Alerte : Pillage de trognes / Biodiversité en Poitou-Charentes
jeudi 29 mars 2007,
par dsne
SOMMAIRE
Alerte
: Pillage de trognes
(arbres
têtards)
Depuis
quelques années des entreprises prospectent à la
recherche de trognes de chêne et de frêne dans les
régions de France. Les opérations sont conduites
discrètement et promptement. Les trognes sont d’abord
repérées sur le terrain puis le contact est pris avec
le propriétaire à qui l’on propose une somme pour
ses vieux arbres. L’accord conclu, tout va très vite :
une équipe vient débiter les trognes en laissant sur
place les branches du houppier, puis les grumes sont stockées
le long d’une voie d’accès en dur pour être
chargées sur un camion équipé d’une grue.
En une semaine, l’affaire est rondement menée, comme ce
fut le cas à Ternay fin octobre 2006. Pourquoi ces
prélèvements, qui font penser à ceux opérés
sur les essences nobles des forêts tropicales ? Il semble qu’il
y ait un marché en plein essor, notamment vers l’étranger,
pour la loupe de luxe (tableaux de bord automobiles, mobilier de
prestige, marqueterie, tournage...).
Tout
ceci ne serait pas aussi dramatique si le patrimoine des trognes
était renouvelé et la descendance assurée, si
les trognes abritant des espèces rares ou protégées
(NDLR : pensez aux Rosalie des Alpes et autres Pique-prune...)

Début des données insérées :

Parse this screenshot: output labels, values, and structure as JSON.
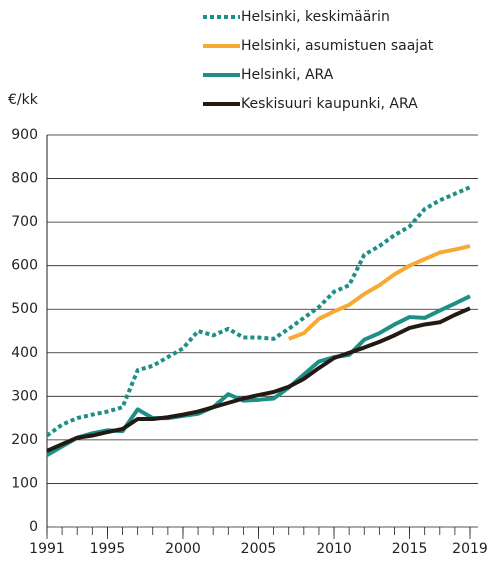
{
  "chart_data": {
    "type": "line",
    "y_label": "€/kk",
    "x": [
      1991,
      1992,
      1993,
      1994,
      1995,
      1996,
      1997,
      1998,
      1999,
      2000,
      2001,
      2002,
      2003,
      2004,
      2005,
      2006,
      2007,
      2008,
      2009,
      2010,
      2011,
      2012,
      2013,
      2014,
      2015,
      2016,
      2017,
      2018,
      2019
    ],
    "xlim": [
      1991,
      2019
    ],
    "xticks": [
      1991,
      1995,
      2000,
      2005,
      2010,
      2015,
      2019
    ],
    "ylim": [
      0,
      900
    ],
    "yticks": [
      0,
      100,
      200,
      300,
      400,
      500,
      600,
      700,
      800,
      900
    ],
    "grid": true,
    "series": [
      {
        "name": "Helsinki, keskimäärin",
        "color": "#1e8f86",
        "dashed": true,
        "values": [
          210,
          235,
          250,
          258,
          265,
          275,
          360,
          370,
          390,
          410,
          450,
          440,
          455,
          435,
          435,
          432,
          455,
          480,
          505,
          540,
          555,
          625,
          645,
          670,
          690,
          730,
          750,
          765,
          780
        ]
      },
      {
        "name": "Helsinki, asumistuen saajat",
        "color": "#f7a934",
        "dashed": false,
        "values": [
          null,
          null,
          null,
          null,
          null,
          null,
          null,
          null,
          null,
          null,
          null,
          null,
          null,
          null,
          null,
          null,
          432,
          445,
          478,
          495,
          510,
          535,
          555,
          580,
          600,
          615,
          630,
          637,
          645
        ]
      },
      {
        "name": "Helsinki, ARA",
        "color": "#1e8f86",
        "dashed": false,
        "values": [
          165,
          185,
          205,
          215,
          222,
          220,
          270,
          250,
          250,
          255,
          260,
          275,
          305,
          290,
          292,
          295,
          320,
          350,
          380,
          390,
          395,
          430,
          445,
          465,
          482,
          480,
          497,
          513,
          530
        ]
      },
      {
        "name": "Keskisuuri kaupunki, ARA",
        "color": "#231a14",
        "dashed": false,
        "values": [
          175,
          190,
          205,
          210,
          218,
          225,
          248,
          248,
          252,
          258,
          265,
          275,
          285,
          295,
          303,
          310,
          322,
          340,
          365,
          388,
          400,
          412,
          425,
          440,
          457,
          465,
          470,
          487,
          502
        ]
      }
    ]
  }
}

étaient épargnées car dans ce cas il s’agit
clairement d’opérations illégales, si ce pillage
ne concernait pas un patrimoine qui avait jusque là échappé
à l’arasement ou au remembrement.
Dominique
Mansion
Président
de la Maison Botanique/Centre européen des trognes
Arbre
& Paysage 32
10
avenue de la Marne, 32000 AUCH
tel.
05 62 60 12 69 ; Mail : contact@arbre-et-paysage32.com
Site
internet : http://www.maisonbotanique.com
Point
de vue complémentaire
En
même temps qu’il est sans doute nécessaire
d’éveiller une certaine vigilance, il ne faut pas
occulter le côté positif et inattendu de la «
valeur économique » de ces éléments du
Bocage ! Car pour espérer pérenniser au moins ce qu’il
reste de ces paysages, les renouveler, on ne peut laisser leurs
propriétaires ne voir ce patrimoine que comme une «
charge » à entretenir à perte... Ainsi certains
imagent ce principe de conservation par l’usage en proclamant :
« Pour garder des haies, brûlons-les! »
(redéployons l’intérêt du bois de feu).
Bois de feu, Bois Raméal Fragmenté (cf. p. 20), bois de
marqueterie, autant de leviers pour contribuer à faire
reconsidérer les haies si utiles d’un point de vue
biologique et paysager dans l’économie rurale. Une
éthique devrait donc être développée, et
transcrite dans la mise en oeuvre de ces chantiers.
Sylvain
Houlier
Biodiversité
en Poitou-Charentes
Pierre
GUY, Président de Poitou-Charentes Nature
Depuis
trois ans, les associations de protection de la nature et de
l’environnement organisent au festival de Ménigoute, une
conférence-débat : « État de la
Biodiversité en Poitou-Charentes », « Mise en
oeuvre de la directive cadre sur l’eau » et en 2006 «
La biodiversité ordinaire ».
C’est
un succès. Cette année, nous avons eu l’honneur
de recevoir Marie Legrand (vice-présidente du Conseil
Régional), Geneviève Gaillard, (députée
des Deux-Sèvres), Dominique Paquereau (conseiller général
des Deux-Sèvres) et Jean-Louis Frot (Vice-Président du
Conseil Général de Charente-Maritime) pour nous donner
leur vision politique de l’avenir de la biodiversité.
Vincent
ALBOUY sur la nature ordinaire, Alain PERSUY sur la biodiversité
en forêt et Miguel GAILLEDRAT sur la biodiversité
aquatique, ont su captiver l’auditoire et nous montrer comment
chacun, élu, citoyen, jardinier, participe à la
sauvegarde de cette biodiversité ordinaire, qui sera
peut-être, demain, la biodiversité extraordinaire de nos
petits-enfants en 2050. Une affiche va être éditée
et les conférences publiées. A l’an prochain
peut-être pour le changement climatique.